The staff carried on with a go-down-with-the-ship professionalism that seemed particularly suited to the Victorian ambiance of the restaurant, which has been in its present location since the 1920s and which traces its historical roots and its cherished artifacts back much farther than that.

And, indeed, the sadness expressed by both staff and patrons at the prospect that the Old Ebbitt would vanish from 1447 F Street NW was tempered by the knowledge that a new Old Ebbitt Grill is expected to open within a month around the corner in the 600 block of 15th Street.

But in the meantime ice clinked in glasses, tables were set and cleared, and indefatigable hostess Lori Fernand scrubbed offending fingerprints from the glass of the front door as the Old Ebbitt prepared to close.

In their attempt to maintain a stiff-upper-lip atmosphere, the 22 staff members may have been following the lead of assistant manager Matt Sheehan, who, as the final moments ticked by, vowed: "As long as it's humanly possible we'll keep it the Old Ebbitt Grill . . . it's always been."

And if some of last night's patrons were tourists who had never before been to Washington or visited the restaurant with its dark-wood wainscoting and famed mahogany bar, some were regulars who had strong feelings about the Old Ebbitt.

"This is an institution," said Gerry Kennedy, glancing up at the timbered ceiling and at walls supporting a stuffed sailfish, huge and grainy photographs of old Washington scenes, a set of antlers and the head of a buffalo--which wore a tin hat--and the head of a walrus, which did not.

Although he was pleased about plans for the new restaurant, Kennedy said, losing the old Ebbitt was "like losing an old friend."

Among others who made a point of visiting the Ebbitt on its last day were Alan and Denise Willsey.
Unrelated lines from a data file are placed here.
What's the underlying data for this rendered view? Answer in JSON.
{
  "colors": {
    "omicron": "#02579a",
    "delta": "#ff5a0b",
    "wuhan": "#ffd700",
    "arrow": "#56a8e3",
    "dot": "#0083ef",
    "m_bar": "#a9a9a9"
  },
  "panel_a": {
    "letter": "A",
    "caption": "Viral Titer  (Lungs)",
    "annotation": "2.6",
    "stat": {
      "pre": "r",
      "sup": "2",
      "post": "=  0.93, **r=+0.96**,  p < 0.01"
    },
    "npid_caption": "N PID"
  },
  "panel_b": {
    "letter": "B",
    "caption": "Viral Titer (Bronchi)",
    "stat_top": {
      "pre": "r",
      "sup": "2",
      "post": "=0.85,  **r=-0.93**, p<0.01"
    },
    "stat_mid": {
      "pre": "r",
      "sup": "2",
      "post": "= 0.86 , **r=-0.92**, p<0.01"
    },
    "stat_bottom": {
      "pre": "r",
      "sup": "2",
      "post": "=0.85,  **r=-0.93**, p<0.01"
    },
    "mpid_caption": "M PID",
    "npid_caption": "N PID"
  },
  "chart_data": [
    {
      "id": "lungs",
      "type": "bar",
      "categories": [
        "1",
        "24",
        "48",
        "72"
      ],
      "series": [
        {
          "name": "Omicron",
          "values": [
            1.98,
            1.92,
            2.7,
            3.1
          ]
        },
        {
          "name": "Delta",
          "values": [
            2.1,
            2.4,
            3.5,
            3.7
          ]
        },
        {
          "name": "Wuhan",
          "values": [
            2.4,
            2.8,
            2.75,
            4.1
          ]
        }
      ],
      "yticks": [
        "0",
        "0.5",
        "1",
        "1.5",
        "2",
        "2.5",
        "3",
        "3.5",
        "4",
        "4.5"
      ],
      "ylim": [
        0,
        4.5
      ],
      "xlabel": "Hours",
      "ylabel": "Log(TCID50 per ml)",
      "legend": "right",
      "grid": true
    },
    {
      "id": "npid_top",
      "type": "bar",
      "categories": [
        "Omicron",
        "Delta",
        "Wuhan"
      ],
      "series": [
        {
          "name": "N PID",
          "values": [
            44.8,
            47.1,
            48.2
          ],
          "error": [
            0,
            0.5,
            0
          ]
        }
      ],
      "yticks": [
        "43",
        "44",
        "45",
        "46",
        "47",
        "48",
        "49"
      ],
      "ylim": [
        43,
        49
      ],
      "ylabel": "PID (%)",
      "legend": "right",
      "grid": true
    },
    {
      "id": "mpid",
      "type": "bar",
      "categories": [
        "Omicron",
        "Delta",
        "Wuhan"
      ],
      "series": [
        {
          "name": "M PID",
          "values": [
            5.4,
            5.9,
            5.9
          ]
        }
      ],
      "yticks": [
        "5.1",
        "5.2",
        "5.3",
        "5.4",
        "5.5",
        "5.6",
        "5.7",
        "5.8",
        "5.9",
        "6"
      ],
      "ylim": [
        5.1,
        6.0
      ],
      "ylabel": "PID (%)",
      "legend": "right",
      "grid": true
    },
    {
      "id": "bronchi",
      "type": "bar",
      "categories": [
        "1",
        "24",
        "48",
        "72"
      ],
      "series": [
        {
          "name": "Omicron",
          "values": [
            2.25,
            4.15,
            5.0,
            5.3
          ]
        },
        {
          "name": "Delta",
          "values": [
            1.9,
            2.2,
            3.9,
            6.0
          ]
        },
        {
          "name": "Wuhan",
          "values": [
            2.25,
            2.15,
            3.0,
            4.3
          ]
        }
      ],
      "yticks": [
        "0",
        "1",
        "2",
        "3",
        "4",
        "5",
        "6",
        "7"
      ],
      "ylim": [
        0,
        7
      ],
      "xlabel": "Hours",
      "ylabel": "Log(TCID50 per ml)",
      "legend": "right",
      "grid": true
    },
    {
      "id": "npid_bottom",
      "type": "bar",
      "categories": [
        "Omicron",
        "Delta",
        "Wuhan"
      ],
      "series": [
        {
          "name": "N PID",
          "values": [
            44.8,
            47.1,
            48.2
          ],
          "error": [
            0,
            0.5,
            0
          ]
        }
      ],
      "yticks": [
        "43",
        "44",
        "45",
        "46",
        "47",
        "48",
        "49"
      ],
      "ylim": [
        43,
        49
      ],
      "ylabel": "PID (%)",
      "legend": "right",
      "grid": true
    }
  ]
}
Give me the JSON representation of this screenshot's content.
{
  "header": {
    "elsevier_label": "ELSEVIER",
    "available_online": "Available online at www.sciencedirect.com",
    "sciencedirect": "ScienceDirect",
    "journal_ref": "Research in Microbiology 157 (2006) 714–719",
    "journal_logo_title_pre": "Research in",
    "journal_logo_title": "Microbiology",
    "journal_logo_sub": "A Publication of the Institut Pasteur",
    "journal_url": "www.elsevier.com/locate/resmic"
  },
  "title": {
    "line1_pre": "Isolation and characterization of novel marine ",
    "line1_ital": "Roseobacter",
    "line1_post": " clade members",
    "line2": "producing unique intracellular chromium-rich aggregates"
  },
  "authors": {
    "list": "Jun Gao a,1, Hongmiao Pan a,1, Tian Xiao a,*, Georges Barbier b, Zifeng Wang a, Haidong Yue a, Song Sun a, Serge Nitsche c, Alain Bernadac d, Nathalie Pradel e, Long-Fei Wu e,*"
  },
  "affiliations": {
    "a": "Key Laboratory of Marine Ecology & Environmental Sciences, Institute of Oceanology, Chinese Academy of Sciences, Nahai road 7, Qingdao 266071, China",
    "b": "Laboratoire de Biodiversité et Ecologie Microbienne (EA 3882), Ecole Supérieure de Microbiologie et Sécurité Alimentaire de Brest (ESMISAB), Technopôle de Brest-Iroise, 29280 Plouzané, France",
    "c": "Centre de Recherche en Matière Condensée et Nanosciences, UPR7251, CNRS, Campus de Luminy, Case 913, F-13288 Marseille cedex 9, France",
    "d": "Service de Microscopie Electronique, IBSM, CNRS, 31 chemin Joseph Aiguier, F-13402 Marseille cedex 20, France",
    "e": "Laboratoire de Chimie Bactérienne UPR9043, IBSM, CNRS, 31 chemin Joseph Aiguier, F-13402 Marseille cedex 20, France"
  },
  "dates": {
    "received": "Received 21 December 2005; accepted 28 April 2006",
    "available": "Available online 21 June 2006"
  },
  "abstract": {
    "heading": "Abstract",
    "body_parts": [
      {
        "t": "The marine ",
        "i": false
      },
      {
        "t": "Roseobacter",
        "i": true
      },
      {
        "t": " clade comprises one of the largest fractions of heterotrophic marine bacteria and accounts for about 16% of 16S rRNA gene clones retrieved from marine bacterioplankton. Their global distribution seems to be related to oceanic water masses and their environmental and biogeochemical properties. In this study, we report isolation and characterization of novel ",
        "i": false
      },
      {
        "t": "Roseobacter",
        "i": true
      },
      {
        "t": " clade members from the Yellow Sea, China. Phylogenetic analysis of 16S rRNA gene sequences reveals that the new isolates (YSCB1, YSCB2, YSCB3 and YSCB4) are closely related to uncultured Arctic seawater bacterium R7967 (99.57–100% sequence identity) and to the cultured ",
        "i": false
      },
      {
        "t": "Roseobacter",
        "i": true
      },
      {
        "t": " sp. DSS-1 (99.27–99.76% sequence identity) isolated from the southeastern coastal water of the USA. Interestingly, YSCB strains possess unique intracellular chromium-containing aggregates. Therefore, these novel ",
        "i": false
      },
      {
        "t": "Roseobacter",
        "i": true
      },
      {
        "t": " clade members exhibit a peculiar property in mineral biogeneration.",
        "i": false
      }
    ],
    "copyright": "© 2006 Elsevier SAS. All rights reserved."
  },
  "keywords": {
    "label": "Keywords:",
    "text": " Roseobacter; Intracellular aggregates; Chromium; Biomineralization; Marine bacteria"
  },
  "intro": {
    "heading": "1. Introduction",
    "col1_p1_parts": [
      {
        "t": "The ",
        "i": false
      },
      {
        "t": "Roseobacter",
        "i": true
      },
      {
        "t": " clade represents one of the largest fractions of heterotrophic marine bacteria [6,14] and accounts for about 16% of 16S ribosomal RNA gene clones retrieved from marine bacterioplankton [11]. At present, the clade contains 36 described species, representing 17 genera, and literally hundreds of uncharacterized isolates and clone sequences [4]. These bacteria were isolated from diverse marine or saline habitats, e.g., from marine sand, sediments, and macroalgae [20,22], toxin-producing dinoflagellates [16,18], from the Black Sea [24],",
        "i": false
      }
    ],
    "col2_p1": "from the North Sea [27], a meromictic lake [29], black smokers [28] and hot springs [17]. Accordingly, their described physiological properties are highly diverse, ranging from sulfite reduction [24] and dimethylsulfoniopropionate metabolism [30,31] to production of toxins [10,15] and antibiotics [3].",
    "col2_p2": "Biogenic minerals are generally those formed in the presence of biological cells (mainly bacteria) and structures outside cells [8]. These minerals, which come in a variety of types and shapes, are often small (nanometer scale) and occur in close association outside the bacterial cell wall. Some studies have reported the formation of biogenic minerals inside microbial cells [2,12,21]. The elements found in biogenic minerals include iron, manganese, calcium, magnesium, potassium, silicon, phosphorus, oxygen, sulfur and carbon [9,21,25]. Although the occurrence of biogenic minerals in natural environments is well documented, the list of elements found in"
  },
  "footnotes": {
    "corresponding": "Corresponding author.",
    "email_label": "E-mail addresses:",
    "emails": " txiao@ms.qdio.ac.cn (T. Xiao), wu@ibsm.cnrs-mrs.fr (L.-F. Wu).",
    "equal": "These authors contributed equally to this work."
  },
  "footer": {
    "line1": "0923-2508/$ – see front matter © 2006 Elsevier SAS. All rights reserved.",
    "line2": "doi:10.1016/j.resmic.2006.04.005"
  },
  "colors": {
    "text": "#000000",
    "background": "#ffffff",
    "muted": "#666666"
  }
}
Alan Willsey, 31, said the restaurant had a special meaning for him, because he had proposed marriage there to Denise, 28.

The Old Ebbitt, which is to be torn down and replaced by an office complex, "has a warmth all its own," said still another patron, Velma Davis. The expected opening of the new restaurant was of some cheer to her, she said, but she added: "I'm only sorry they're not going to have a little corner that looks like this place."

The mahogany bar and some of the other interior features of the restaurant have been traced back to the Victorian-style Ebbitt Hotel, built at 14th and F streets in 1872. After the hotel was razed in 1926, the bar was saved and installed in the restaurant.

The bar in the new version of the Ebbitt is to be a copy of the old one, employes said last night. But they said the carved woooden bear that stood last night on a shelf behind the bar, and is said to have once been owned by Alexander Hamilton, will join most of the staff and many of the patrons on 15th Street.